EDITOR’S NOTE: Vestron releases are coming out from Lionsgate, such as this collection of two 90s slashers. Extras on The Dentist include commentary with director Brian Yuzna and special makeup effects supervisor Anthony C. Ferrante, isolated score selections and audio interviews with composer Alan Howarth and director of photography Levie Isaacks, interviews with Corbin Bernsen, Dennis Paoli, Ferrante and J.M. Logan, a trailer and a still gallery. Extras on The Dentist 2 includecommentary with director Brian Yuzna and special makeup effects supervisor Anthony C. Ferrante, isolated score selections and audio interviews with composer Alan Howarth and editor Christopher Roth, interviews with Jillian McWhirter, Pierre David, Ferrante and Logan, a trailer and a still gallery.
The Dentist (1996):
Brian Yunza directed this one, a movie that is ready to upset you even if you’re hardened to gore, because everyone hates the dentist.
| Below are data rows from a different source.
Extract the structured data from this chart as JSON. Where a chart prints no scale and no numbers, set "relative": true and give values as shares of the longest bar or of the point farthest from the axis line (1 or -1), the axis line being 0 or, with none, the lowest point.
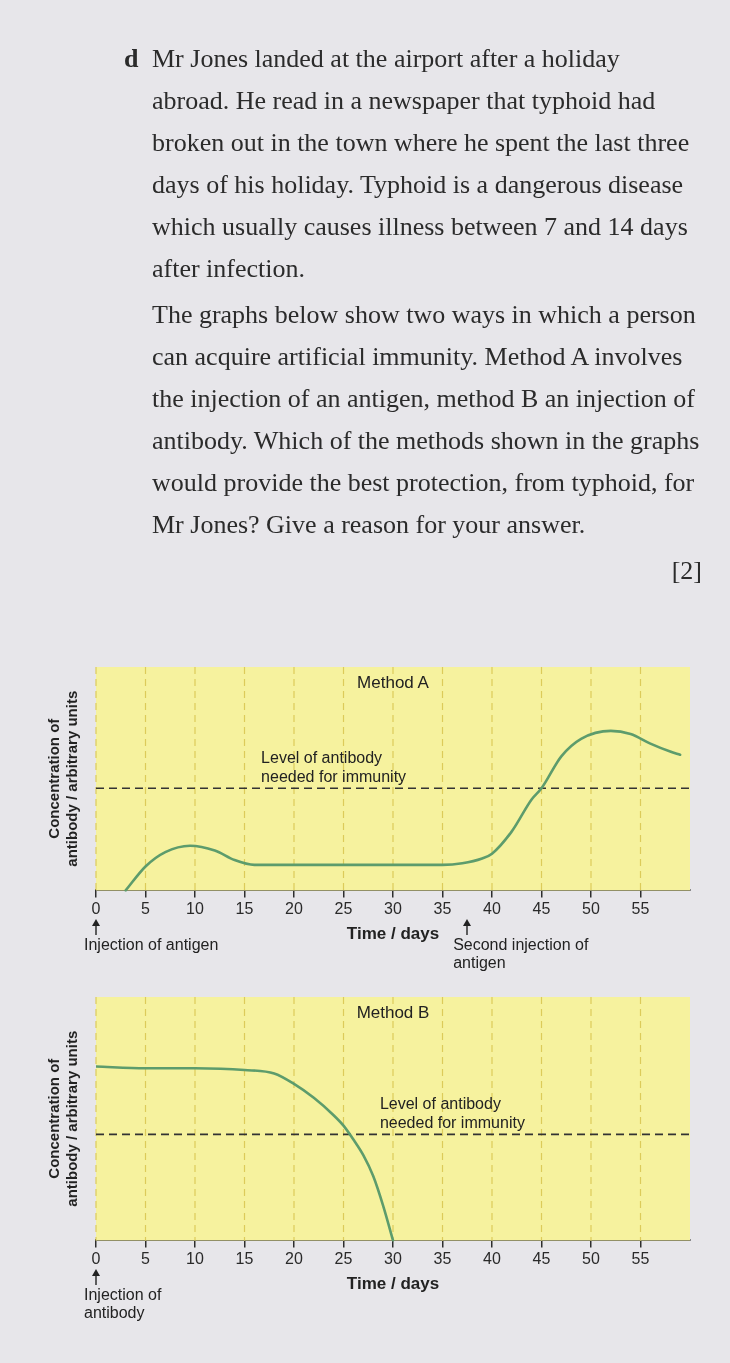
{
  "chart_data": [
    {
      "type": "other",
      "annotations": [
        "d",
        "Mr Jones landed at the airport after a holiday abroad. He read in a newspaper that typhoid had broken out in the town where he spent the last three days of his holiday. Typhoid is a dangerous disease which usually causes illness between 7 and 14 days after infection.",
        "The graphs below show two ways in which a person can acquire artificial immunity. Method A involves the injection of an antigen, method B an injection of antibody. Which of the methods shown in the graphs would provide the best protection, from typhoid, for Mr Jones? Give a reason for your answer.",
        "[2]"
      ]
    },
    {
      "type": "line",
      "title": "Method A",
      "xlabel": "Time / days",
      "ylabel": "Concentration of antibody / arbitrary units",
      "relative": true,
      "x": [
        3,
        5,
        7,
        9.5,
        12,
        14,
        16,
        20,
        25,
        30,
        35,
        37,
        39,
        40,
        42,
        44,
        45,
        47,
        49,
        52,
        54,
        56,
        58,
        59
      ],
      "values": [
        0,
        0.15,
        0.24,
        0.28,
        0.25,
        0.19,
        0.16,
        0.16,
        0.16,
        0.16,
        0.16,
        0.17,
        0.2,
        0.23,
        0.37,
        0.57,
        0.64,
        0.84,
        0.95,
        1,
        0.98,
        0.92,
        0.87,
        0.85
      ],
      "color": "#5d9c6c",
      "xlim": [
        0,
        60
      ],
      "xticks": [
        0,
        5,
        10,
        15,
        20,
        25,
        30,
        35,
        40,
        45,
        50,
        55
      ],
      "grid": "x",
      "marker": "none",
      "line_style": "solid",
      "ref_lines": [
        {
          "axis": "y",
          "value": 0.64,
          "label": "Level of antibody needed for immunity",
          "color": "#333333",
          "line_style": "dashed"
        }
      ],
      "annotations": [
        "Injection of antigen",
        "Second injection of antigen"
      ]
    },
    {
      "type": "line",
      "title": "Method B",
      "xlabel": "Time / days",
      "ylabel": "Concentration of antibody / arbitrary units",
      "relative": true,
      "x": [
        0,
        5,
        10,
        15,
        18,
        20,
        22,
        24,
        25,
        26,
        27,
        28,
        29,
        30
      ],
      "values": [
        1,
        0.99,
        0.99,
        0.98,
        0.96,
        0.9,
        0.82,
        0.72,
        0.66,
        0.58,
        0.49,
        0.37,
        0.2,
        0
      ],
      "color": "#5d9c6c",
      "xlim": [
        0,
        60
      ],
      "xticks": [
        0,
        5,
        10,
        15,
        20,
        25,
        30,
        35,
        40,
        45,
        50,
        55
      ],
      "grid": "x",
      "marker": "none",
      "line_style": "solid",
      "ref_lines": [
        {
          "axis": "y",
          "value": 0.61,
          "label": "Level of antibody needed for immunity",
          "color": "#333333",
          "line_style": "dashed"
        }
      ],
      "annotations": [
        "Injection of antibody"
      ]
    }
  ]
}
Seriously, if you’re about to get a filling, please avoid this movie, because it features major moments of molar malice. It made my teeth hurt just watching it.
Dr. Alan Feinstone (Corbin Bernsen*) is a man with it all: a successful dental practice, plenty of money and a gorgeous wife. Of course, she’s sleeping with the pool guy, which makes him go absolutely bonkers and start killing everyone that has ever upset him. It starts with shooting his wife’s friend’s dog and then only gets crazier from there. By the way, that isn’t even a dog. It’s a stuffed goat.
He hallucinates that an actress is his wife and starts choking her with her stockings before her boyfriend (Mark Ruffalo!) flips out. And then he brings his wife in to show her a new opera-themed room and cuts her tongue out before taking out all of her teeth.
For most of the film, Alan is in-between reality and his delusions, so you have no real idea what’s happening. What is going on is plenty of death, like air getting injected into someone’s jugular and smashing out someone’s teeth with a drill**, this movie reminds me of how long it took me to get all my front teeth replaced with implants.
Hey — Ken Foree shows up as a cop. If you’re playing at home, that makes him a police officer in Dawn of the Dead, Terror Squad, True Blood, Blood Brothers and this movie.
The budget was so small that Yuzna did his own storyboards and gave the art department his credit card to get set decorations. Favors must have been called in, because Alan Howarth composed the entire score in one weekend (as well as doing the final mixing and foley work).
*While Bernsen played real-life serial killer dentist Glennon Engleman in Beyond Suspicion, this movie was not based on that tale.
**The kills are all based on murders from Hitchcock films.
The Dentist 2: Brace Yourself (1998): When we last saw Dr. Alan Feinstone (Corbin Bernsen), he was being sentenced to a maximum security mental hospital and being menaced by his wife Brooke (Linda Hoffman). However, he’s hidden a weapon inside his own skin and escaped, but his aforementioned ex knows that he’s gone to one of the towns that he’s kept postcards from and she’s going to get the money he owes her to pay back all of the teeth and the tongue she’s lost.
Of course, he’s still a maniac and all the issues he had in the first film all come raging back all over again, like his extreme jealousy when he falls for local Jamie Devers (Jillian McWhirter, Dune Warriors), who looks just like his last wife.
Also, much like the last time we saw the evil dentist, if you have to get any work done on your chompers, you shouldn’t watch this beforehand. There’s also a Clint Howard appearance, which is always welcome.
Alan Howarth did the score, so listen for stingers that sound suspiciously like the ones from Halloween 2. And I almost forgot that Big Ed Hurley’s eyepatch-wearing wife Nadine (Wendy Robie) is in this.